Celebrity All-Star was born from our love of embarrassing celebrities. We love a good c-lister in need of a paycheck! We were really interested in the canned politeness people give off when forced to mingle with strangers. The backstory we created is that the cast of this reality show called “Celebrity All-Star” is in the middle of a mandatory round of “get to know each other” drinks in the hotel bar when the room keys stop working. Shows like Celebrity Ghost Hunters and of course The Surreal Life were of inspo, but we thought it
was funny to keep it really vague what kind of show they’re on, and just focus on everyone’s diva antics after the cameras stop rolling.

IFC: Every celebrity in Celebrity All-Star seems familiar. What real-life pop personalities did you look to for inspiration?

Sisters Weekend: Anyone who is trying to plug their branded merch that no one asked for. We love low-rent celebrity. We did, however, directly reference Kylie Jenner’s turd-raison lip color for our fictional teen celebutante Gibby Kyle (played by Mary Houlihan).


IFC: Celebrity seems disgusting yet desirable. What’s your POV? Do you crave it, hate it, or both?

Sisters Weekend: A lot of people chase fame. If you’re practical, you’ll likely switch to chasing success and if you’re smart, you’ll hopefully switch to chasing happiness. But also, “We need money. We need hits. Hits bring money, money bring power, power bring fame, fame change the game,” Young Thug.


IFC: Who are your comedy idols?

Sisters Weekend: Mike grew up renting “Monty Python” tapes from the library and staying up late to watch 2000’s SNL, Kat was super into Andy Kaufman and “Kids In The Hall” in high school, and Angelo was heavily influenced by “Strangers With Candy” and Anna Faris in the Scary Movie franchise, so, our comedy heroes mesh from all over.
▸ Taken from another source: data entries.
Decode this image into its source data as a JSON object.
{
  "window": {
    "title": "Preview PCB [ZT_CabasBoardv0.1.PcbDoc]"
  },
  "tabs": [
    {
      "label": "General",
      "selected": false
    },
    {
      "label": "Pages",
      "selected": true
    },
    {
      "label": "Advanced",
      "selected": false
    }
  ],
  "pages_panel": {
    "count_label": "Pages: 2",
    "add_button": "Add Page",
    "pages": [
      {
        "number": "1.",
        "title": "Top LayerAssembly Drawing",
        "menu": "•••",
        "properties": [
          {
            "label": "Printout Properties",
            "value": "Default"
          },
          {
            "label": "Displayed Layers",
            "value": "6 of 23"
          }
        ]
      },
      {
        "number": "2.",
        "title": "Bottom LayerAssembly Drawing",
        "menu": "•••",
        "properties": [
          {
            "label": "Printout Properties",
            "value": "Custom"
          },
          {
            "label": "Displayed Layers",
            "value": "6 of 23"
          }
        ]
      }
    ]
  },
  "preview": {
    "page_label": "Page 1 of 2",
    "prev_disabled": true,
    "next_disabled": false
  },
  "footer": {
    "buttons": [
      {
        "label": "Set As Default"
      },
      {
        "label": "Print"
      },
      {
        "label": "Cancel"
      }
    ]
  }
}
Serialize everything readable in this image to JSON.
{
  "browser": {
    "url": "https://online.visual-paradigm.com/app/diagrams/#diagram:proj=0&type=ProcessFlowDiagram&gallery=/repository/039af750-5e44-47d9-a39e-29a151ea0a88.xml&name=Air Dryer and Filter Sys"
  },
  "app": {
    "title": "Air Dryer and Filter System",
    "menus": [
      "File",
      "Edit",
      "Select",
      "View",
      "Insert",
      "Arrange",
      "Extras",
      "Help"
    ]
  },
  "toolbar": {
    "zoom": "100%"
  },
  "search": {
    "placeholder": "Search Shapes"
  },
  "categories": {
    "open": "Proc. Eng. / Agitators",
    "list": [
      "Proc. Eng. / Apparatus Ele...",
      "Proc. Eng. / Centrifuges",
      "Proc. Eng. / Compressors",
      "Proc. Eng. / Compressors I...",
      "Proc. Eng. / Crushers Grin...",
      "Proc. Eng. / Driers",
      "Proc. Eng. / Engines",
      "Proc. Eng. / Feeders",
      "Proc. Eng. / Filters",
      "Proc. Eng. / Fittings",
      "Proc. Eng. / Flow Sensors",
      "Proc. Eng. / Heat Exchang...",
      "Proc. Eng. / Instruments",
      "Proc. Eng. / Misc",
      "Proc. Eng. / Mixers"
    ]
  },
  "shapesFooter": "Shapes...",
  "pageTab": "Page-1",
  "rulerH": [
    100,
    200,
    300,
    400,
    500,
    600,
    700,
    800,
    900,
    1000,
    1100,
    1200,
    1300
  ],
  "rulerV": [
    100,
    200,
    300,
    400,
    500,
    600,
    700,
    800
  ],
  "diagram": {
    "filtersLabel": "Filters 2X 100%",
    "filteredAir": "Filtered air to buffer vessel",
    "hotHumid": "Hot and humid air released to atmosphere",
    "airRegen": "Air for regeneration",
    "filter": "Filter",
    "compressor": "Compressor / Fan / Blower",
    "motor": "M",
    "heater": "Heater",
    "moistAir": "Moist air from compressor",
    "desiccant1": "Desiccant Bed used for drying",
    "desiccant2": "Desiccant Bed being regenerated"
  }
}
But, also we idolize a lot of the people we work with in NY-  Lorelei Ramirez, Erin Markey, Mary Houlihan, who are all in the film, Amy Zimmer, Ana Fabrega, Patti Harrison, Sam Taggart. Geniuses! All of Em!

IFC: What’s your favorite moment from the film?

Sisters Weekend: I mean…seeing Mary Houlihan scream at an insane Pomeranian on an iPad is pretty great.